Even if bats manage to escape a cat attack, they can still be fatally injured. Cats can easily tear their delicate wing membranes, which impacts their ability to fly. Also, the bacteria carried on cats’ teeth and claws can be transferred through scratch and puncture wounds and cause a deadly infection.

Big Eared bat in cloth

What makes bats so vulnerable to cats?

Bats are vulnerable to cat predation because of their behaviour and their biology.

Bat behaviour. Bats are social animals and like to roost together in groups. The noise, smell and movement associated with these roosts can attract cats, who often lie in wait for the bats as they emerge at night to feed. Some roosting spots that bats choose, such as attics, can make them more likely to encounter cats.

Bat biology. Bats are long-lived animals with low reproductive rates. Most bats give birth to just one pup each year, and only about half of pups make it through their first winter. Studies have revealed that cats tend to prey on healthy bats rather than ones who are already weak or vulnerable. Evidence also exists that female bats are attacked more often than male bats. Taken together, this can further impact a population’s ability to compensate for cat predation and other threats.

The rabies risk

Bats are the only known wild carrier of rabies in B.C. Although rabies occurs at very low levels in bat populations — about one in every thousand bats — being outdoors puts cats at risk. In fact, a Canadian study found that compared to indoor cats, free-roaming cats had a ten-fold higher interaction rate with bats and double the probability of encountering a rabies-positive bat. This also puts other animals and people whom the cat comes into contact with at risk too.

Protecting bats from cats

Given that hunting is a natural behaviour for cats, the most effective way to prevent them from harming bats is to keep them indoors, particularly at night when bats are most active and during the reproductive season (March to August) to protect females and their young. Once cats learn the location of a roost, they often return to it night after night, so keeping your cat inside could save a whole colony.

For guardians who live near forested areas, keeping cats indoors is especially critical. Research has shown that the probability of a cat preying on native species increases closer to forest edges. Bats tend to target areas with higher concentrations of insects, which can include forest edges where insects seek shelter from the wind. This can bring them into contact with cats on the hunt.

For cats who still want a taste of outdoor life, supervising them outdoors or providing them with outdoor access in an enclosure like a catio is a safe alternative. The BC SPCA also has plenty of tips for keeping indoor cats entertained.

Other ways to help bats

In addition to protecting bats from cats, here are some other things you can do to help our nighttime neighbours:

  • Plant native trees, shrubs and flowers to attract insects. Moths are an especially important food source for bats. For those with limited space, potted plants and hanging baskets are a good option.
  • Avoid using pesticides.
  • Come fall, avoid raking up all your leaves.
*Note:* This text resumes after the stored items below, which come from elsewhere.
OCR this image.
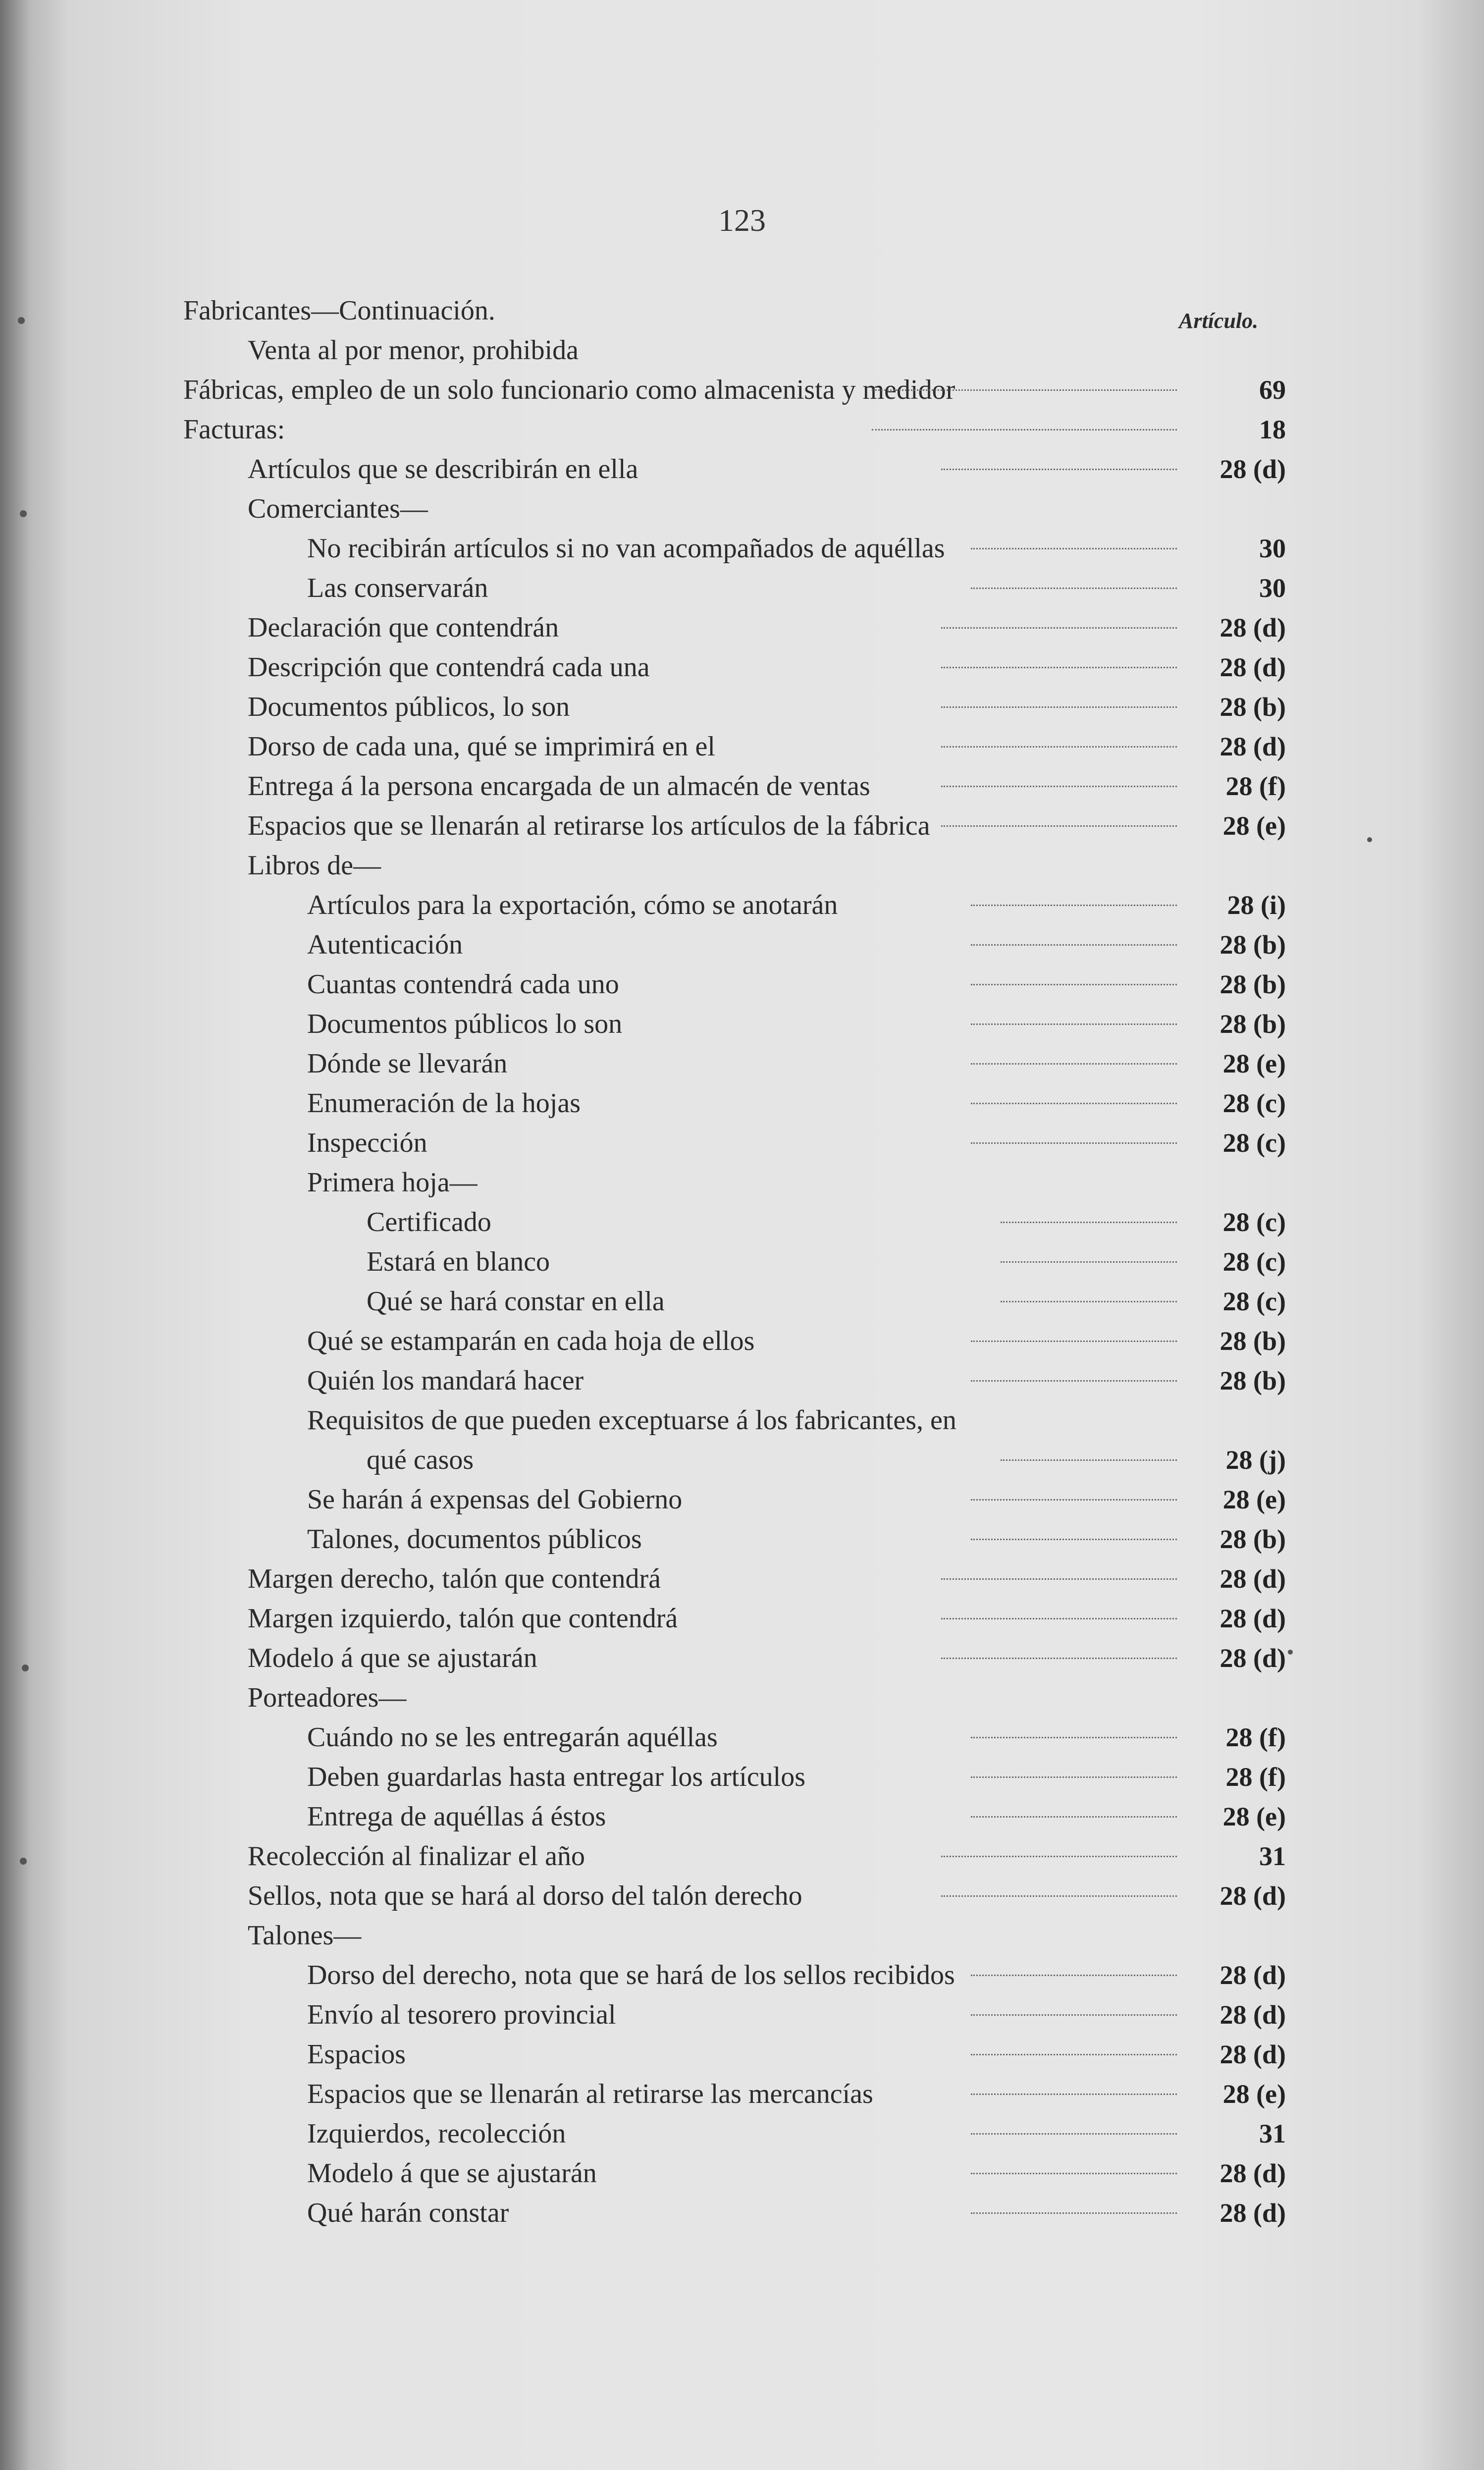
123
Artículo.
Fabricantes—Continuación.
Venta al por menor, prohibida
Fábricas, empleo de un solo funcionario como almacenista y medidor	69
Facturas:	18
Artículos que se describirán en ella	28 (d)
Comerciantes—
No recibirán artículos si no van acompañados de aquéllas	30
Las conservarán	30
Declaración que contendrán	28 (d)
Descripción que contendrá cada una	28 (d)
Documentos públicos, lo son	28 (b)
Dorso de cada una, qué se imprimirá en el	28 (d)
Entrega á la persona encargada de un almacén de ventas	28 (f)
Espacios que se llenarán al retirarse los artículos de la fábrica	28 (e)
Libros de—
Artículos para la exportación, cómo se anotarán	28 (i)
Autenticación	28 (b)
Cuantas contendrá cada uno	28 (b)
Documentos públicos lo son	28 (b)
Dónde se llevarán	28 (e)
Enumeración de la hojas	28 (c)
Inspección	28 (c)
Primera hoja—
Certificado	28 (c)
Estará en blanco	28 (c)
Qué se hará constar en ella	28 (c)
Qué se estamparán en cada hoja de ellos	28 (b)
Quién los mandará hacer	28 (b)
Requisitos de que pueden exceptuarse á los fabricantes, en
qué casos	28 (j)
Se harán á expensas del Gobierno	28 (e)
Talones, documentos públicos	28 (b)
Margen derecho, talón que contendrá	28 (d)
Margen izquierdo, talón que contendrá	28 (d)
Modelo á que se ajustarán	28 (d)
Porteadores—
Cuándo no se les entregarán aquéllas	28 (f)
Deben guardarlas hasta entregar los artículos	28 (f)
Entrega de aquéllas á éstos	28 (e)
Recolección al finalizar el año	31
Sellos, nota que se hará al dorso del talón derecho	28 (d)
Talones—
Dorso del derecho, nota que se hará de los sellos recibidos	28 (d)
Envío al tesorero provincial	28 (d)
Espacios	28 (d)
Espacios que se llenarán al retirarse las mercancías	28 (e)
Izquierdos, recolección	31
Modelo á que se ajustarán	28 (d)
Qué harán constar	28 (d)
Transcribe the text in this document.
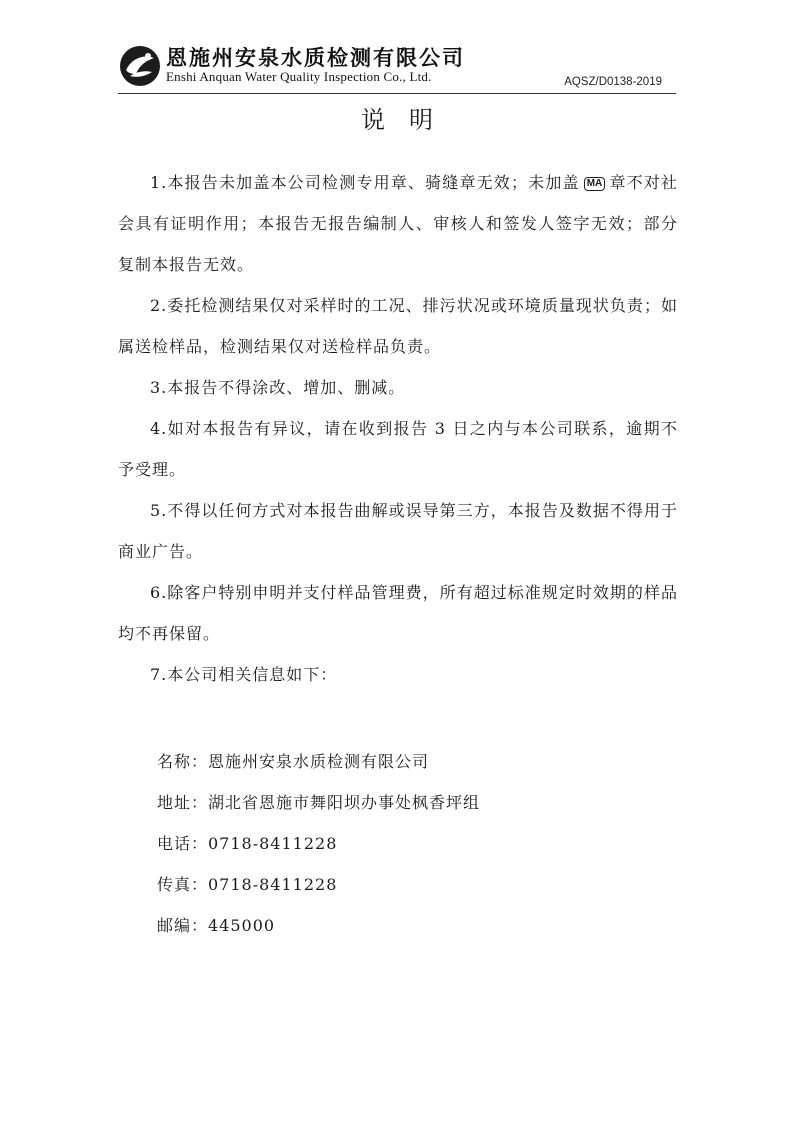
恩施州安泉水质检测有限公司
Enshi Anquan Water Quality Inspection Co., Ltd.	AQSZ/D0138-2019
说明

1.本报告未加盖本公司检测专用章、骑缝章无效；未加盖 MA 章不对社会具有证明作用；本报告无报告编制人、审核人和签发人签字无效；部分复制本报告无效。

2.委托检测结果仅对采样时的工况、排污状况或环境质量现状负责；如属送检样品，检测结果仅对送检样品负责。

3.本报告不得涂改、增加、删减。

4.如对本报告有异议，请在收到报告 3 日之内与本公司联系，逾期不予受理。

5.不得以任何方式对本报告曲解或误导第三方，本报告及数据不得用于商业广告。

6.除客户特别申明并支付样品管理费，所有超过标准规定时效期的样品均不再保留。

7.本公司相关信息如下：

名称：恩施州安泉水质检测有限公司

地址：湖北省恩施市舞阳坝办事处枫香坪组

电话：0718-8411228

传真：0718-8411228

邮编：445000
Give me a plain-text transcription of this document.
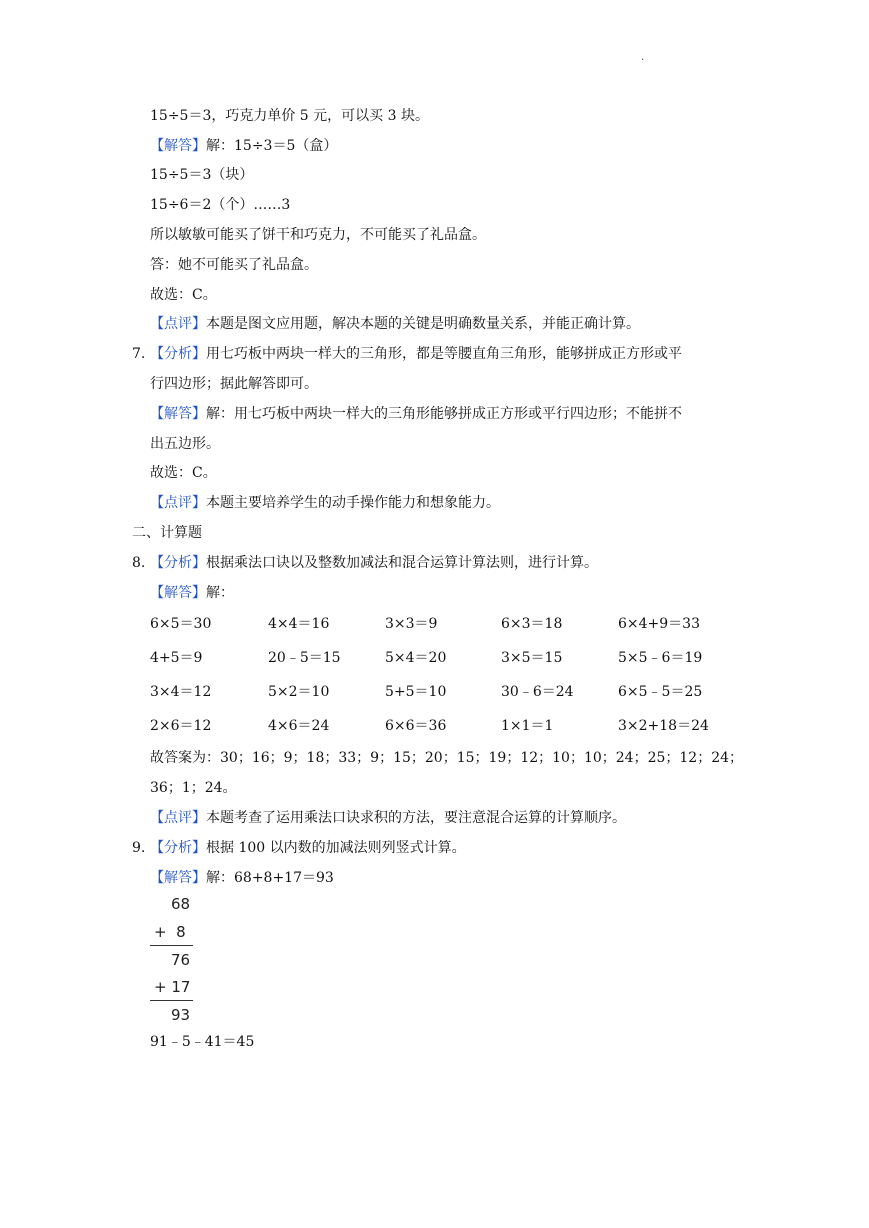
.
15÷5＝3，巧克力单价 5 元，可以买 3 块。
【解答】解：15÷3＝5（盒）
15÷5＝3（块）
15÷6＝2（个）……3
所以敏敏可能买了饼干和巧克力，不可能买了礼品盒。
答：她不可能买了礼品盒。
故选：C。
【点评】本题是图文应用题，解决本题的关键是明确数量关系，并能正确计算。
7. 【分析】用七巧板中两块一样大的三角形，都是等腰直角三角形，能够拼成正方形或平
行四边形；据此解答即可。
【解答】解：用七巧板中两块一样大的三角形能够拼成正方形或平行四边形；不能拼不
出五边形。
故选：C。
【点评】本题主要培养学生的动手操作能力和想象能力。
二、计算题
8. 【分析】根据乘法口诀以及整数加减法和混合运算计算法则，进行计算。
【解答】解：
6×5＝30	4×4＝16	3×3＝9	6×3＝18	6×4+9＝33
4+5＝9	20﹣5＝15	5×4＝20	3×5＝15	5×5﹣6＝19
3×4＝12	5×2＝10	5+5＝10	30﹣6＝24	6×5﹣5＝25
2×6＝12	4×6＝24	6×6＝36	1×1＝1	3×2+18＝24
故答案为：30；16；9；18；33；9；15；20；15；19；12；10；10；24；25；12；24；
36；1；24。
【点评】本题考查了运用乘法口诀求积的方法，要注意混合运算的计算顺序。
9. 【分析】根据 100 以内数的加减法则列竖式计算。
【解答】解：68+8+17＝93
68
+  8
76
+ 17
93
91﹣5﹣41＝45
Decaying plant matter makes great shelter for overwintering insects that will benefit bats the following spring.
  • Light pollution impacts how bats hunt. Keep your yard or garden dark at night to encourage use by foraging bats.
  • Watch out for signs of White-nose syndrome, a fungal disease that has devastated bat populations across North America, and report sightings of dead bats or unusual bat activity to the B.C. Community Bat Program.
  • There is still so much that we don’t know about bats. The more we learn, the better we can protect them! Take part in a citizen science project for bats in your local community.